New Problem: He will be sleeping, come out of his sleep sack and sort of cough. When coughing he claws at the roof of his mouth and salivates a little. This will continue intermittently for approximately 10 minutes. He will squeak/sigh after coughing sometimes. I never see anything in his mouth and there is nothing on the roof of his mouth either. I will hold his paws to prevent the violent scratching at the top of his mouth when he coughing. He continues to cough in my lap, and in between his coughing episode he lays limp until he lifts his head and begins coughing again. Eventually he stops and walks to go back to sleep. Any opinions, suggestions or ideas are greatly appreciated.
A: The best advice is for you to take your ferret to one of the two veterinarians you see as soon as you can. Coughing or any respiratory distress is not common in ferrets and can be a sign of more serious disease.
The two biggest reasons for coughing in ferrets include lung disease and heart disease. You have an older ferret, so heart disease needs to be considered. With certain types of heart disease, ferrets can develop fluid in the abdomen, termed ascites, which can contribute to the appearance of a “pred belly.” Perhaps what you are seeing in the enlargement of the abdomen was partly due to fluid from heart disease.

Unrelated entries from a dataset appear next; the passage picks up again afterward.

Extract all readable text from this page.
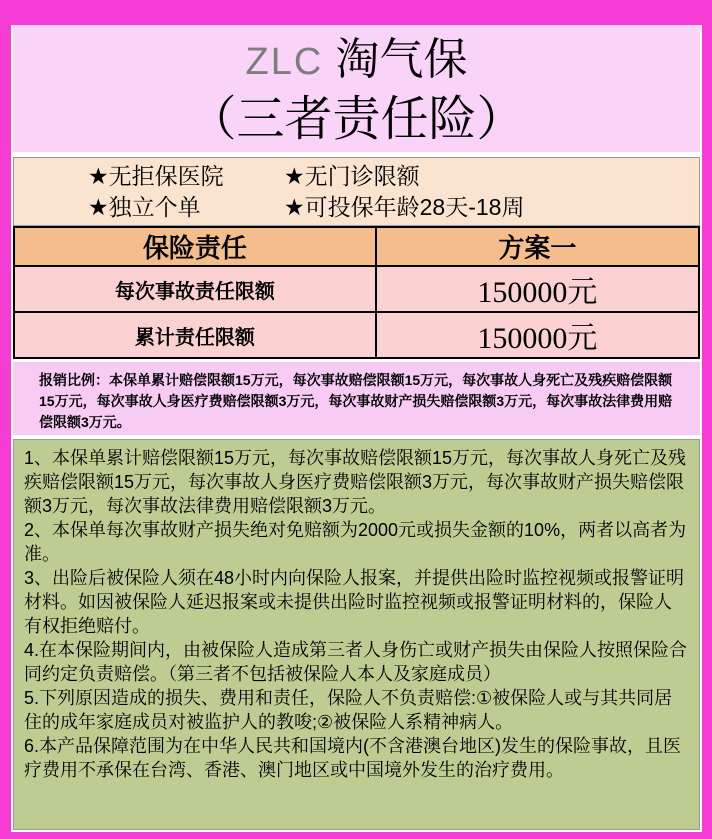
ZLC 淘气保
（三者责任险）
★无拒保医院	★无门诊限额
★独立个单	★可投保年龄28天-18周
保险责任	方案一
每次事故责任限额	150000元
累计责任限额	150000元
报销比例：本保单累计赔偿限额15万元，每次事故赔偿限额15万元，每次事故人身死亡及残疾赔偿限额15万元，每次事故人身医疗费赔偿限额3万元，每次事故财产损失赔偿限额3万元，每次事故法律费用赔偿限额3万元。

1、本保单累计赔偿限额15万元，每次事故赔偿限额15万元，每次事故人身死亡及残疾赔偿限额15万元，每次事故人身医疗费赔偿限额3万元，每次事故财产损失赔偿限额3万元，每次事故法律费用赔偿限额3万元。

2、本保单每次事故财产损失绝对免赔额为2000元或损失金额的10%，两者以高者为准。

3、出险后被保险人须在48小时内向保险人报案，并提供出险时监控视频或报警证明材料。如因被保险人延迟报案或未提供出险时监控视频或报警证明材料的，保险人有权拒绝赔付。

4.在本保险期间内，由被保险人造成第三者人身伤亡或财产损失由保险人按照保险合同约定负责赔偿。（第三者不包括被保险人本人及家庭成员）

5.下列原因造成的损失、费用和责任，保险人不负责赔偿:①被保险人或与其共同居住的成年家庭成员对被监护人的教唆;②被保险人系精神病人。

6.本产品保障范围为在中华人民共和国境内(不含港澳台地区)发生的保险事故，且医疗费用不承保在台湾、香港、澳门地区或中国境外发生的治疗费用。
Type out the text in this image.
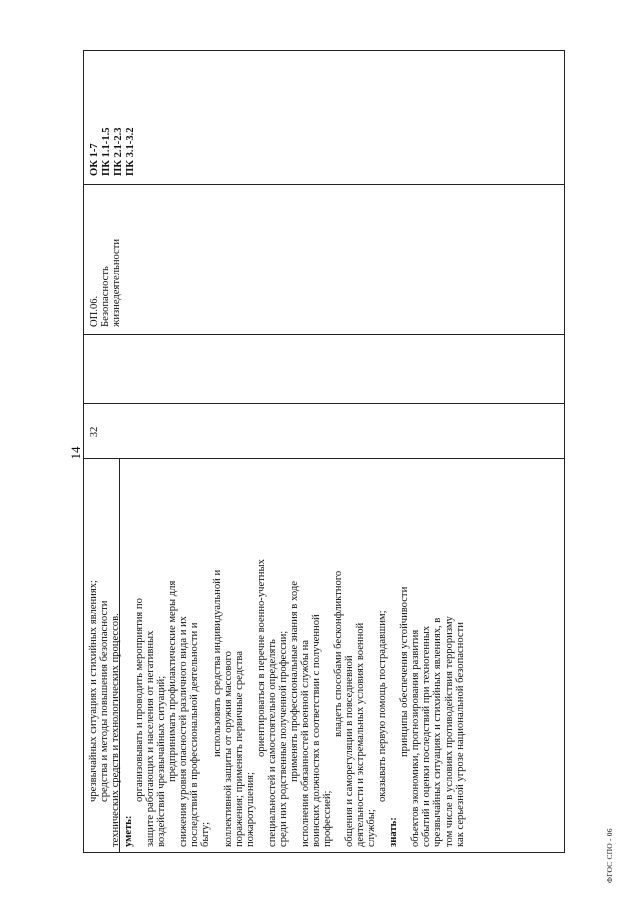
14

чрезвычайных ситуациях и стихийных явлениях; средства и методы повышения безопасности технических средств и технологических процессов. уметь:

организовывать и проводить мероприятия по защите работающих и населения от негативных воздействий чрезвычайных ситуаций; предпринимать профилактические меры для снижения уровня опасностей различного вида и их последствий в профессиональной деятельности и быту;

использовать средства индивидуальной и коллективной защиты от оружия массового поражения; применять первичные средства пожаротушения;

ориентироваться в перечне военно-учетных специальностей и самостоятельно определять среди них родственные полученной профессии; применять профессиональные знания в ходе исполнения обязанностей военной службы на воинских должностях в соответствии с полученной профессией;

владеть способами бесконфликтного

общения и саморегуляции в повседневной деятельности и экстремальных условиях военной службы;

оказывать первую помощь пострадавшим;

знать:

принципы обеспечения устойчивости объектов экономики, прогнозирования развития событий и оценки последствий при техногенных чрезвычайных ситуациях и стихийных явлениях, в том числе в условиях противодействия терроризму как серьезной угрозе национальной безопасности

32
ОП.06. Безопасность жизнедеятельности
ОК 1-7 ПК 1.1-1.5 ПК 2.1-2.3 ПК 3.1-3.2
ФГОС СПО - 06
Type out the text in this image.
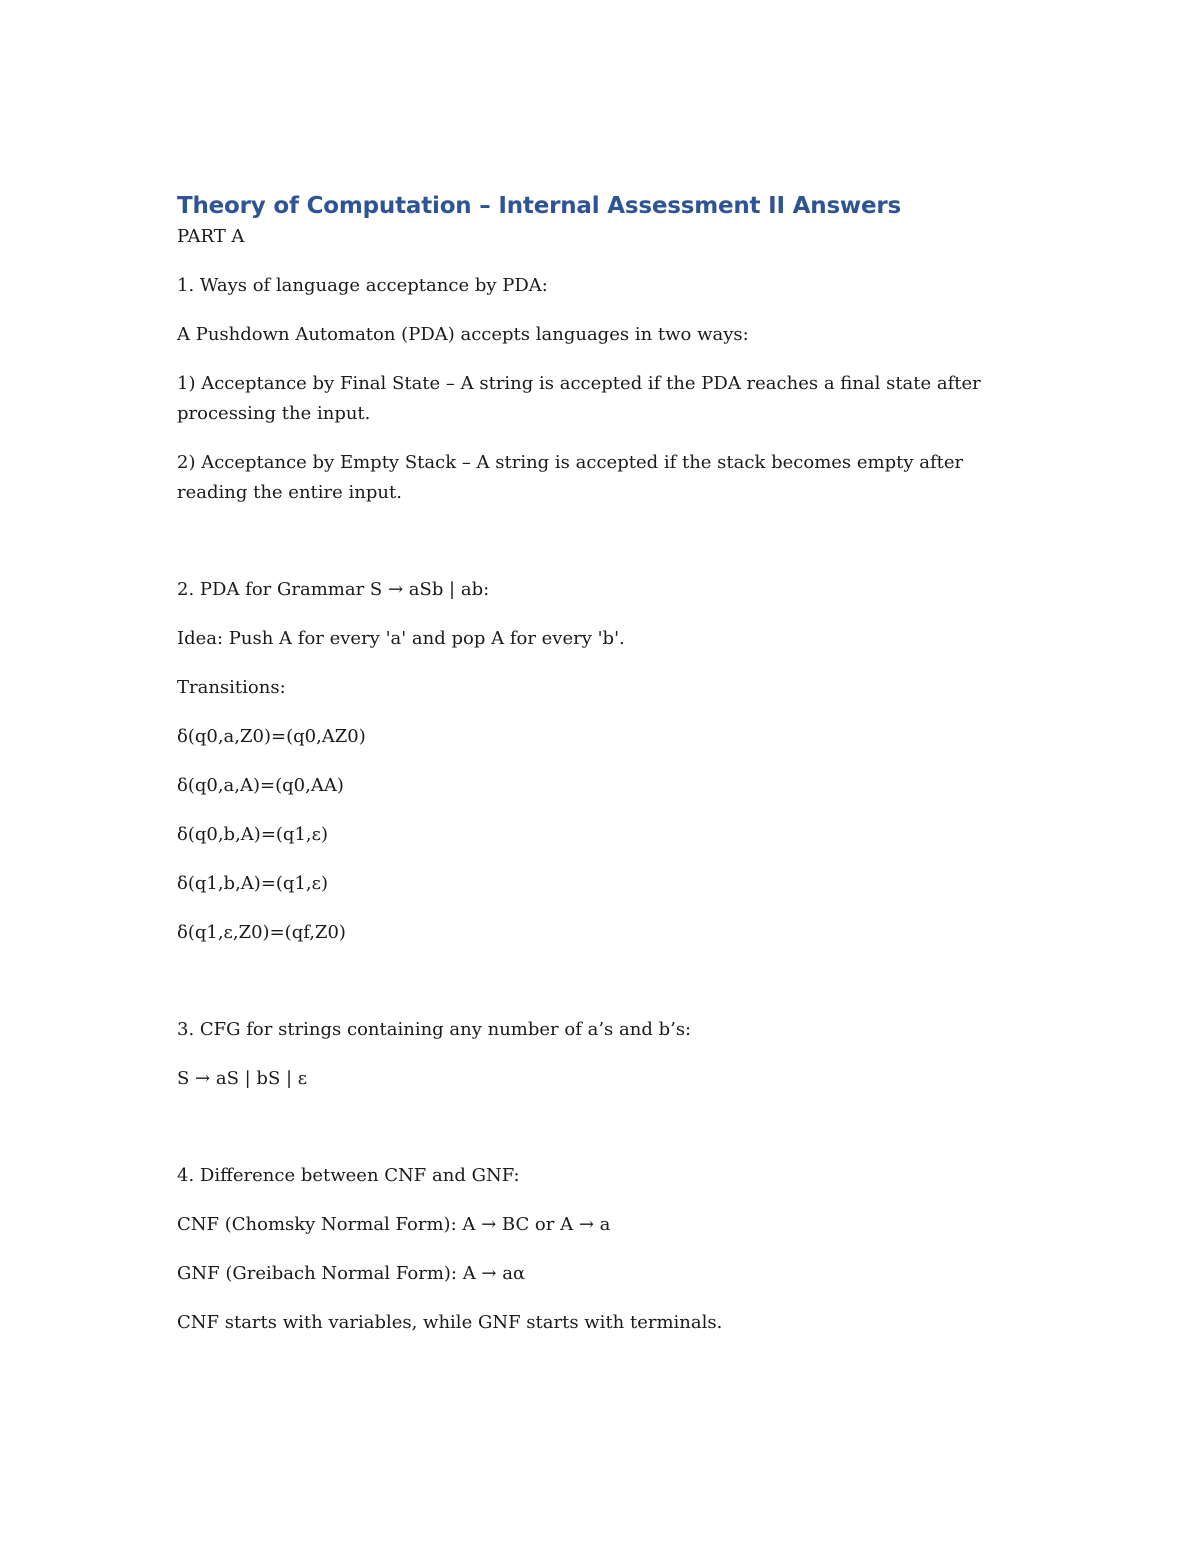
Theory of Computation – Internal Assessment II Answers

PART A

1. Ways of language acceptance by PDA:

A Pushdown Automaton (PDA) accepts languages in two ways:

1) Acceptance by Final State – A string is accepted if the PDA reaches a final state after processing the input.

2) Acceptance by Empty Stack – A string is accepted if the stack becomes empty after reading the entire input.

2. PDA for Grammar S → aSb | ab:

Idea: Push A for every 'a' and pop A for every 'b'.

Transitions:

δ(q0,a,Z0)=(q0,AZ0)

δ(q0,a,A)=(q0,AA)

δ(q0,b,A)=(q1,ε)

δ(q1,b,A)=(q1,ε)

δ(q1,ε,Z0)=(qf,Z0)

3. CFG for strings containing any number of a’s and b’s:

S → aS | bS | ε

4. Difference between CNF and GNF:

CNF (Chomsky Normal Form): A → BC or A → a

GNF (Greibach Normal Form): A → aα

CNF starts with variables, while GNF starts with terminals.
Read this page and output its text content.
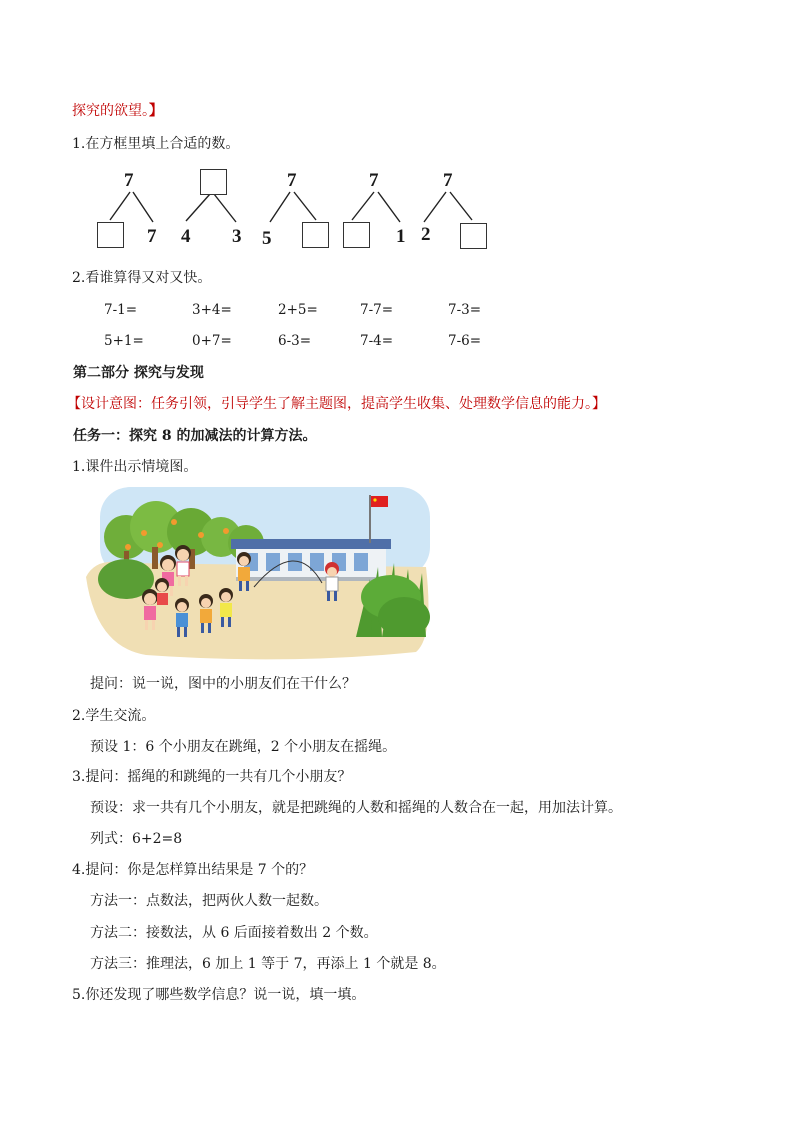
探究的欲望。】
1.在方框里填上合适的数。
7
7 4 3
7
5
7
1
7
2
2.看谁算得又对又快。
7-1=	3+4=	2+5=	7-7=	7-3=
5+1=	0+7=	6-3=	7-4=	7-6=
第二部分 探究与发现
【设计意图：任务引领，引导学生了解主题图，提高学生收集、处理数学信息的能力。】
任务一：探究 8 的加减法的计算方法。
1.课件出示情境图。
提问：说一说，图中的小朋友们在干什么？
2.学生交流。
预设 1：6 个小朋友在跳绳，2 个小朋友在摇绳。
3.提问：摇绳的和跳绳的一共有几个小朋友？
预设：求一共有几个小朋友，就是把跳绳的人数和摇绳的人数合在一起，用加法计算。
列式：6+2=8
4.提问：你是怎样算出结果是 7 个的？
方法一：点数法，把两伙人数一起数。
方法二：接数法，从 6 后面接着数出 2 个数。
方法三：推理法，6 加上 1 等于 7，再添上 1 个就是 8。
5.你还发现了哪些数学信息？说一说，填一填。
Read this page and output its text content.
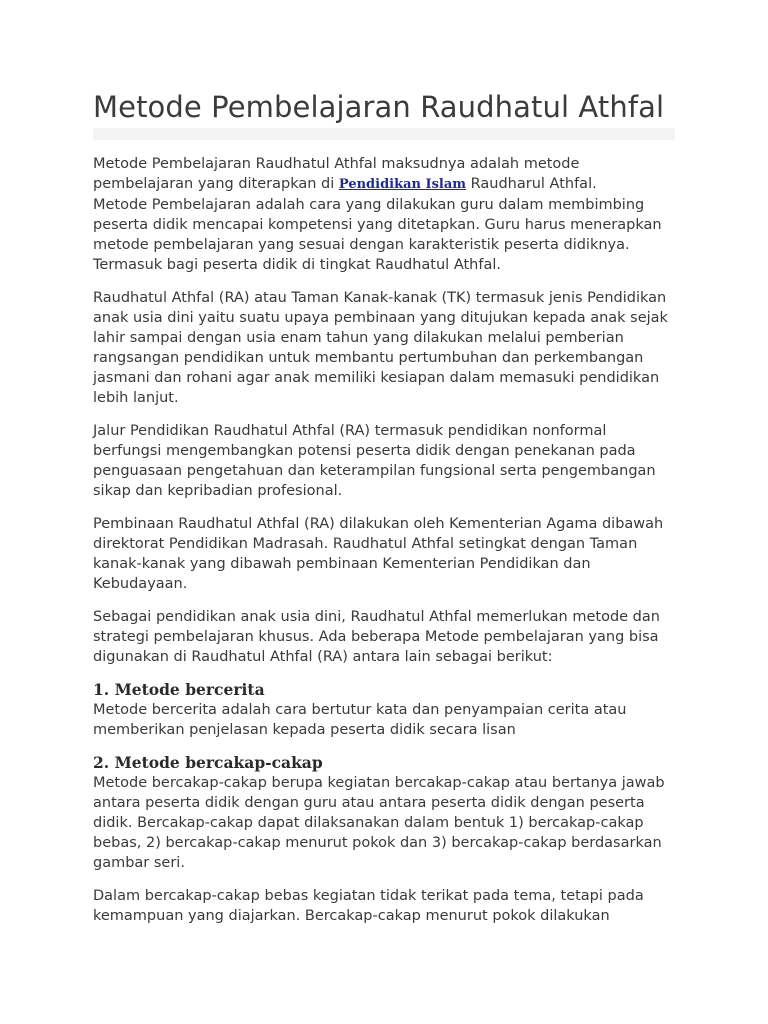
Metode Pembelajaran Raudhatul Athfal

Metode Pembelajaran Raudhatul Athfal maksudnya adalah metode pembelajaran yang diterapkan di Pendidikan Islam Raudharul Athfal.
Metode Pembelajaran adalah cara yang dilakukan guru dalam membimbing peserta didik mencapai kompetensi yang ditetapkan. Guru harus menerapkan metode pembelajaran yang sesuai dengan karakteristik peserta didiknya. Termasuk bagi peserta didik di tingkat Raudhatul Athfal.

Raudhatul Athfal (RA) atau Taman Kanak-kanak (TK) termasuk jenis Pendidikan anak usia dini yaitu suatu upaya pembinaan yang ditujukan kepada anak sejak lahir sampai dengan usia enam tahun yang dilakukan melalui pemberian rangsangan pendidikan untuk membantu pertumbuhan dan perkembangan jasmani dan rohani agar anak memiliki kesiapan dalam memasuki pendidikan lebih lanjut.

Jalur Pendidikan Raudhatul Athfal (RA) termasuk pendidikan nonformal berfungsi mengembangkan potensi peserta didik dengan penekanan pada penguasaan pengetahuan dan keterampilan fungsional serta pengembangan sikap dan kepribadian profesional.

Pembinaan Raudhatul Athfal (RA) dilakukan oleh Kementerian Agama dibawah direktorat Pendidikan Madrasah. Raudhatul Athfal setingkat dengan Taman kanak-kanak yang dibawah pembinaan Kementerian Pendidikan dan Kebudayaan.

Sebagai pendidikan anak usia dini, Raudhatul Athfal memerlukan metode dan strategi pembelajaran khusus. Ada beberapa Metode pembelajaran yang bisa digunakan di Raudhatul Athfal (RA) antara lain sebagai berikut:

1. Metode bercerita

Metode bercerita adalah cara bertutur kata dan penyampaian cerita atau memberikan penjelasan kepada peserta didik secara lisan

2. Metode bercakap-cakap

Metode bercakap-cakap berupa kegiatan bercakap-cakap atau bertanya jawab antara peserta didik dengan guru atau antara peserta didik dengan peserta didik. Bercakap-cakap dapat dilaksanakan dalam bentuk 1) bercakap-cakap bebas, 2) bercakap-cakap menurut pokok dan 3) bercakap-cakap berdasarkan gambar seri.

Dalam bercakap-cakap bebas kegiatan tidak terikat pada tema, tetapi pada kemampuan yang diajarkan. Bercakap-cakap menurut pokok dilakukan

The other reason we may observe a ferret coughing is due to lung disease. One common cause of lung disease is infection, also termed pneumonia. Although healthy ferrets rarely get pneumonia, your ferret has been on long-term high doses of prednisone. Prednisone was being used in your ferret to improve the blood glucose concentration but prednisone is also a potent immuomodulator that causes immune suppression. When a ferret is immune-suppressed, it is not as able to fight off infections, so it is possible for pneumonia to occur in a ferret that is on high doses of prednisone.
Both heart disease and lung infections can be treated and your ferret can have an excellent quality of life, but the sooner each is treated, the better the prognosis is for your ferret.